On the part of the liver and biliary tract: unspecified frequency - hepatitis.

For the part of the skin: often - skin rash, itching, hives. Unspecified frequency - acute generalized exantmatous pustus, angioedema.

General disorders: often - asthenia.

With care: patients with severe liver failure (clinical data are limited); patients with impaired renal function (creatinine clearance more than 30 ml / min.); patients over 75 years old.

Drug interactions

There are no data on the interaction with other drugs.

Pregnancy and Lactation

Data on the use of the drug Deprenorm® MV in pregnant women are missing. Animal studies have not revealed direct or indirect reproductive toxicity. Reproductive toxicity studies did not show the effect of trimetazidine on reproductive function in rats of both sexes. The drug is contraindicated in pregnancy due to the lack of clinical data on the safety of its use.

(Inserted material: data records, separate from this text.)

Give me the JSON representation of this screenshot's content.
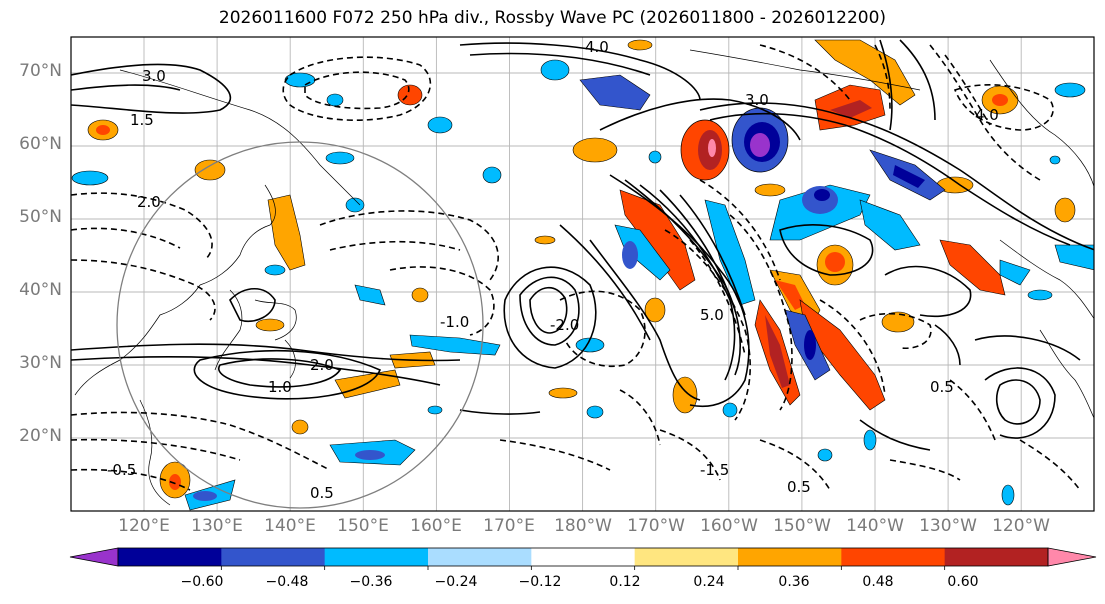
{
  "title": "2026011600 F072 250 hPa div., Rossby Wave PC (2026011800 - 2026012200)",
  "map": {
    "lat_labels": [
      "70°N",
      "60°N",
      "50°N",
      "40°N",
      "30°N",
      "20°N"
    ],
    "lon_labels": [
      "120°E",
      "130°E",
      "140°E",
      "150°E",
      "160°E",
      "170°E",
      "180°W",
      "170°W",
      "160°W",
      "150°W",
      "140°W",
      "130°W",
      "120°W"
    ],
    "contour_labels": [
      "4.0",
      "3.0",
      "2.0",
      "1.5",
      "1.0",
      "0.5",
      "-0.5",
      "-1.0",
      "-1.5",
      "-2.0",
      "5.0",
      "0.5",
      "3.0",
      "2.0",
      "4.0",
      "0.5"
    ]
  },
  "colorbar": {
    "tick_labels": [
      "−0.60",
      "−0.48",
      "−0.36",
      "−0.24",
      "−0.12",
      "0.12",
      "0.24",
      "0.36",
      "0.48",
      "0.60"
    ],
    "colors": [
      "#9933cc",
      "#000099",
      "#3355cc",
      "#00bbff",
      "#aaddff",
      "#ffffff",
      "#ffe680",
      "#ffa500",
      "#ff4500",
      "#b22222",
      "#ff88aa"
    ]
  }
}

Data on the allocation of trimetazidine or its metabolites in breast milk are not available. The risk for the newborn / child cannot be excluded. Do not use the drug Deprenorm® MV during breastfeeding.

Special instructions

Depren® MB is not intended for the relief of strokes, for the initial course of treatment of unstable angina or myocardial infarction, as well as in preparation for hospitalization or during its first days.

In the case of an attack of angina, treatment should be reviewed and adapted (drug therapy or revascularization).

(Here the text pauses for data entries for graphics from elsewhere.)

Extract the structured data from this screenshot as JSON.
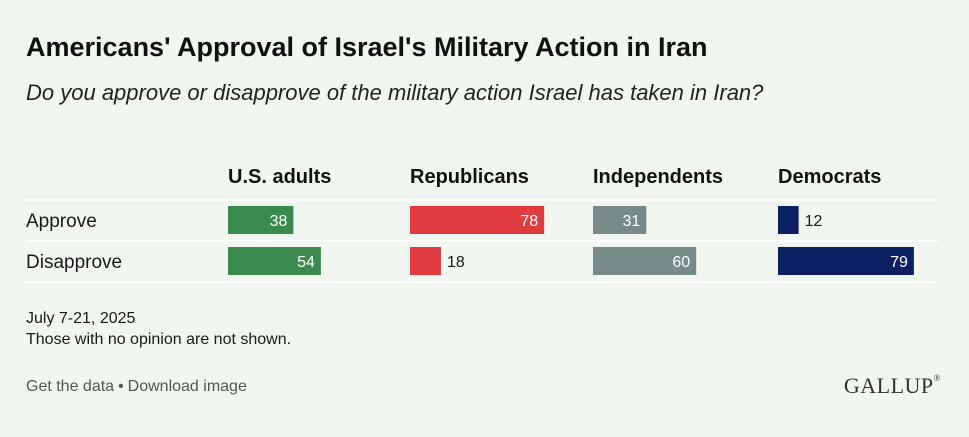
{
  "header": {
    "title": "Americans' Approval of Israel's Military Action in Iran",
    "subtitle": "Do you approve or disapprove of the military action Israel has taken in Iran?"
  },
  "chart_data": {
    "type": "bar",
    "categories": [
      "Approve",
      "Disapprove"
    ],
    "series": [
      {
        "name": "U.S. adults",
        "values": [
          38,
          54
        ],
        "color": "#3b8a4f"
      },
      {
        "name": "Republicans",
        "values": [
          78,
          18
        ],
        "color": "#e03c3f"
      },
      {
        "name": "Independents",
        "values": [
          31,
          60
        ],
        "color": "#768b87"
      },
      {
        "name": "Democrats",
        "values": [
          12,
          79
        ],
        "color": "#0c1f63"
      }
    ],
    "xlim": [
      0,
      100
    ]
  },
  "notes": {
    "date": "July 7-21, 2025",
    "footnote": "Those with no opinion are not shown."
  },
  "footer": {
    "get_data": "Get the data",
    "separator": "•",
    "download": "Download image",
    "logo": "GALLUP",
    "logo_mark": "®"
  }
}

The drug can cause or worsen parkinsonism symptoms (tremor, akinesia, increased tone), therefore, patients should be regularly monitored, especially the elderly. When motor disorders such as parkinsonism symptoms, restless legs syndrome, tremor, instability in the Romberg position and shakiness of the gait occur, deprenorm® MV should be permanently reversed.

Such cases are rare and symptoms usually disappear after discontinuation of therapy, in most patients within 4 months after discontinuation of the drug. If the symptoms of parkinsonism persist for more than 4 months after discontinuation of the drug, you should consult a neurologist. Cases of falling associated with instability in the Romberg position and "shaky" gait or hypotension may be noted, especially in patients taking antihypertensive drugs (see the section "Side Effects").

Impact on the ability to drive vehicles and other mechanisms that require high concentration of attention

In connection with the possible development of dizziness and other side effects when using the drug Deprenorm® MB, caution should be exercised when driving vehicles and practicing other potentially dangerous activities that require increased concentration and psychomotor speed.